Computerlabrat avatar Sep 09 '25 12:09 Computerlabrat

It seems like that program stops responding. I wonder if it's because of how old the program is or if they altered the game itself.

I see. I checked SteamDB, maybe the .exe is too large at 30 MB for the tool to handle. Have you tried analyzing the new .exe with binwalk?

RealRelativeEase avatar Sep 09 '25 14:09 RealRelativeEase

No. First time I've heard of it. It looks like binwalk's in source code and I've no idea how I'd be able to use it in Windows at the moment.
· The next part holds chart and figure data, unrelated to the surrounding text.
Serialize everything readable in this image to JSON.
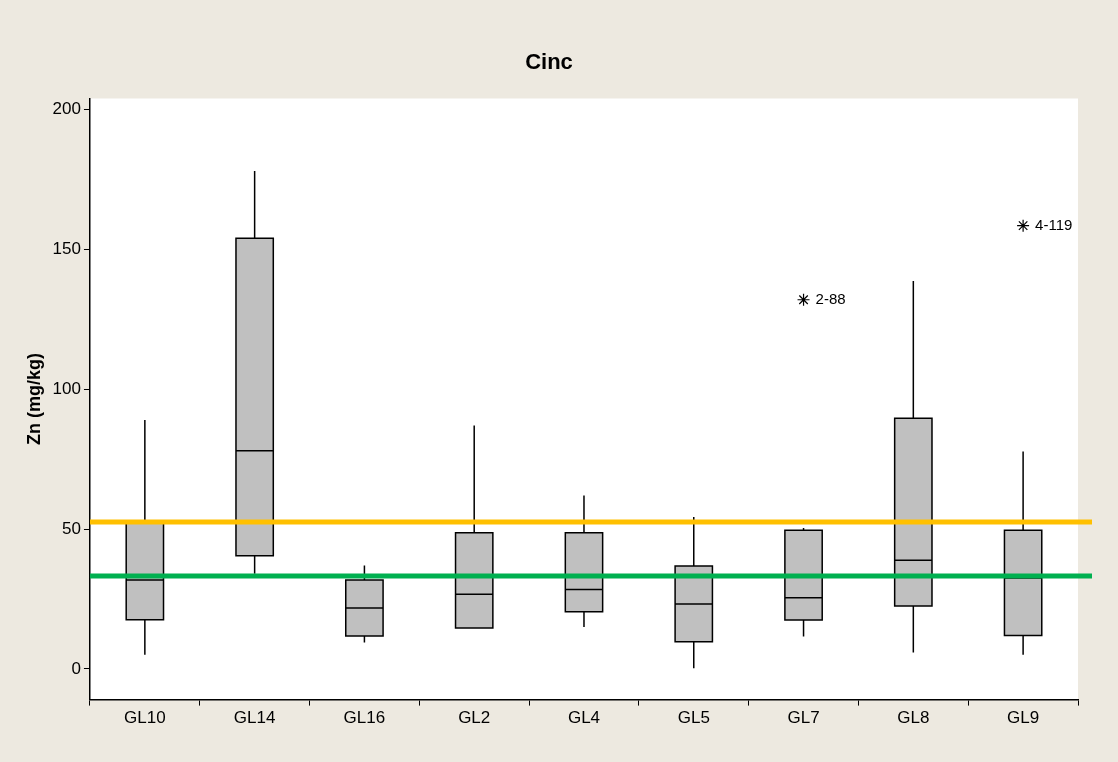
{
  "chart_data": {
    "type": "box",
    "title": "Cinc",
    "ylabel": "Zn (mg/kg)",
    "categories": [
      "GL10",
      "GL14",
      "GL16",
      "GL2",
      "GL4",
      "GL5",
      "GL7",
      "GL8",
      "GL9"
    ],
    "color": "#c0c0c0",
    "marker": "star",
    "boxes": [
      {
        "low": 5,
        "q1": 17.6,
        "median": 31.8,
        "q3": 53,
        "high": 89
      },
      {
        "low": 34,
        "q1": 40.4,
        "median": 78,
        "q3": 154,
        "high": 178
      },
      {
        "low": 9.4,
        "q1": 11.7,
        "median": 21.8,
        "q3": 31.8,
        "high": 37
      },
      {
        "low": 14.6,
        "q1": 14.6,
        "median": 26.7,
        "q3": 48.7,
        "high": 87
      },
      {
        "low": 15,
        "q1": 20.4,
        "median": 28.4,
        "q3": 48.7,
        "high": 62
      },
      {
        "low": 0.2,
        "q1": 9.7,
        "median": 23.2,
        "q3": 36.8,
        "high": 54.3
      },
      {
        "low": 11.6,
        "q1": 17.5,
        "median": 25.4,
        "q3": 49.6,
        "high": 50.4,
        "outliers": [
          132
        ]
      },
      {
        "low": 5.8,
        "q1": 22.5,
        "median": 38.8,
        "q3": 89.6,
        "high": 138.7
      },
      {
        "low": 5,
        "q1": 11.9,
        "median": 32.5,
        "q3": 49.6,
        "high": 77.7,
        "outliers": [
          158.5
        ]
      }
    ],
    "ylim": [
      -11,
      204
    ],
    "yticks": [
      0,
      50,
      100,
      150,
      200
    ],
    "ref_lines": [
      {
        "axis": "y",
        "value": 52.5,
        "color": "#ffc000"
      },
      {
        "axis": "y",
        "value": 33.2,
        "color": "#00b050"
      }
    ],
    "annotations": [
      "2-88",
      "4-119"
    ]
  }
}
Computerlabrat avatar Sep 09 '25 15:09 Computerlabrat

For the update that was just released yesterday, here are the new offsets that the ROMs are located at:

  • Offset BDC7D6 -> hex length 180000
  • Offset D5C80A -> hex length 100000

Before the start of the first ROM there is a string RAWD followed by another string cfs. several bytes later. Exactly 8 bytes after the cfs. string is the start of the first ROM. Then immediately after the first ROM ends there is another RAWD string, with cfs. shortly thereafter, then 8 bytes after that is the start of the second ROM, which goes until we hit another string CDIR.

Doing a quick Google search for the strings RAWD and CDIR led me to this project: https://github.com/raysan5/rres - which may be the overall container format that these ROMs are stored in.

EDIT: Seems like the main rres package is located from offsets 52D4D0 to E5D1DF if anyone wants to take a stab at unpacking it.

farmerbb avatar Sep 10 '25 01:09 farmerbb

It looks like using Rom Masquerade with those new values works. Thanks. Plugging in the values given both files working, but I had to use microsoft calculator in programmer mode to figure out the end points for plugging it in. Worked pretty quickly.

For the English version, the file ends at: D5C7D6 (Microsoft Calculator puts a space between the number, which will cause it to say it's out of memory if you don't fix your calculations) For the Japanese version, it's E5C80A where it ends.

Of course, the issue with this is that these games are open to change, so those values may change in the future.

Computerlabrat avatar Sep 10 '25 14:09 Computerlabrat

It looks like binwalk's in source code and I've no idea how I'd be able to use it in Windows at the moment.

You can run binwalk on Windows via the Linux Subsystem (WSL). First, install a Linux distribution via the Microsoft Store, then start WSL and run sudo apt install binwalk. This will install the (outdated) Python version of binwalk, but that one should still be suitable to test out. Installing a more current version of binwalk is a bit more complicated.